Si le terme speech, comme sa traduction française parole, renvoie notamment
soit à l’exercice de la parole comme acte physique déterminé, soit plutôt au contenu
du discours (les paroles, voire le texte écrit qui en garde trace), il n’est pas sans
intérêt de souligner, chez Yeats, une insistance toute particulière à ancrer lui-même
l’idée de parole dans la sphère plus générale de l’oralité : ce qui intéresse Yeats
dans la parole, c’est son expression par une matière sonore. De son côté, le concept
de voix, dans son sens commun, ferait partie plutôt des catégories de la scène :
Patrice Pavis, dans son Dictionnaire du théâtre, en fait l’un des lieux privilégiés du
passage du texte à la représentation 26. Il évoque, après Barthes, la matérialité du
« grain » de la voix dans l’énonciation du texte, et les questions de modalisation
du discours par cette même énonciation. Cette problématique liée à une praxis,
dans le cas de Yeats, est loin d’être sans pertinence : Yeats est praticien, metteur
en scène de ses propres textes à l’Abbey Theatre qu’il co-dirige de son ouverture
en 1904 jusqu’à la fin de la décennie, date à laquelle il prend progressivement ses
distances pour explorer, en toute indépendance, des formes qu’il souhaite plus
stylisées que les pratiques dominantes de ses pairs. Dans ce contexte, la pratique
vocale constitue le cœur de toutes ses expérimentations scéniques. Au bout du
compte, les termes speech et voice se rassemblent dans une même sphère d’activité
concrète et incarnée : la parole, c’est bien le discours en tant qu’il est parlé, à voix
haute, par l’acteur ; la voix, c’est le canal d’expression de cette parole.

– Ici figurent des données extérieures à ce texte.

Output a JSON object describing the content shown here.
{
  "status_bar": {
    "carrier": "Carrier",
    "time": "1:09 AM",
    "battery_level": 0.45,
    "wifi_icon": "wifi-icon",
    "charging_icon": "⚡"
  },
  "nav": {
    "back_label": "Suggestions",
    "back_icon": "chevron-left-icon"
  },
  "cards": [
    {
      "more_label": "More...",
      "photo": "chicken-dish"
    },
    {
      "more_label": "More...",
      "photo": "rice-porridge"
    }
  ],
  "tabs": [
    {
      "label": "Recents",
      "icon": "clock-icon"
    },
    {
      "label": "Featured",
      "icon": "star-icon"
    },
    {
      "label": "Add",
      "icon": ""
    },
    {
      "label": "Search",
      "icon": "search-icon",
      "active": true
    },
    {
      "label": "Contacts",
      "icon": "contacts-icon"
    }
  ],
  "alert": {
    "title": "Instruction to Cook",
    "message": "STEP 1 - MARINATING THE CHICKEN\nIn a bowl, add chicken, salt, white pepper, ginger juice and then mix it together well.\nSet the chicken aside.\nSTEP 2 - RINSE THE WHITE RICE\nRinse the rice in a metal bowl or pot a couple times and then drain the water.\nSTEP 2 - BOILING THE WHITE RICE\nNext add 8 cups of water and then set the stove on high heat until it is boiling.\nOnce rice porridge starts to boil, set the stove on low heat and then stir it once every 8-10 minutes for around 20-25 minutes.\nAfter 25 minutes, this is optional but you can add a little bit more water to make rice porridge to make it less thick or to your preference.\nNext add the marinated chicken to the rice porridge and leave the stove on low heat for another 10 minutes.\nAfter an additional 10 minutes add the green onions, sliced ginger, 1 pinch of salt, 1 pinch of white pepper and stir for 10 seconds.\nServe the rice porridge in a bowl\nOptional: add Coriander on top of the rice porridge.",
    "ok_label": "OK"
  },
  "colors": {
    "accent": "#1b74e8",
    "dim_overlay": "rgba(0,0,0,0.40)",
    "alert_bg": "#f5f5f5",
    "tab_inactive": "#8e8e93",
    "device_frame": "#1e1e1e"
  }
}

Ces notions de parole et de voix ne conduisent pourtant pas du côté d’une
réflexion sur la voix haute, celle de l’acteur sur scène. Yeats n’insiste sur la parole
et la voix dans leur dimension pratique que parce qu’il s’en est d’abord préoccupé
dans les textes ; c’est d’abord par l’écriture, avant toute interprétation scénique,
qu’il sera question de transmettre le rythme et l’intonation d’une parole orale. Dans
cette mesure, deux autres champs conceptuels du terme « voix » peuvent être
identifiés : d’une part, dans le domaine de l’analyse sémiologique, la voix comme
système de signes articulé à d’autres systèmes, et inscrit dans l’écriture dramatique ;
et d’autre part, dans le domaine de la linguistique de l’énonciation, le concept
d’oralité pris dans une acception nouvelle en tant qu’inscription, par le rythme,
la ponctuation ou la syntaxe, du mouvement de la parole – et de la voix – dans
l’écriture. Dans le premier, la voix sera considérée comme un mode particulier,
parmi d’autres, de manifestation des personnages. Or, dans le théâtre de Yeats la
voix tient une place remarquable par l’extrême diversité de ses manifestations :
personnages invisibles dont on n’entend que la voix, voix collectives de groupes
• 26 – Patrice Pavis, Dictionnaire du théâtre, Paris, Éditions Sociales, 1980, p. 404.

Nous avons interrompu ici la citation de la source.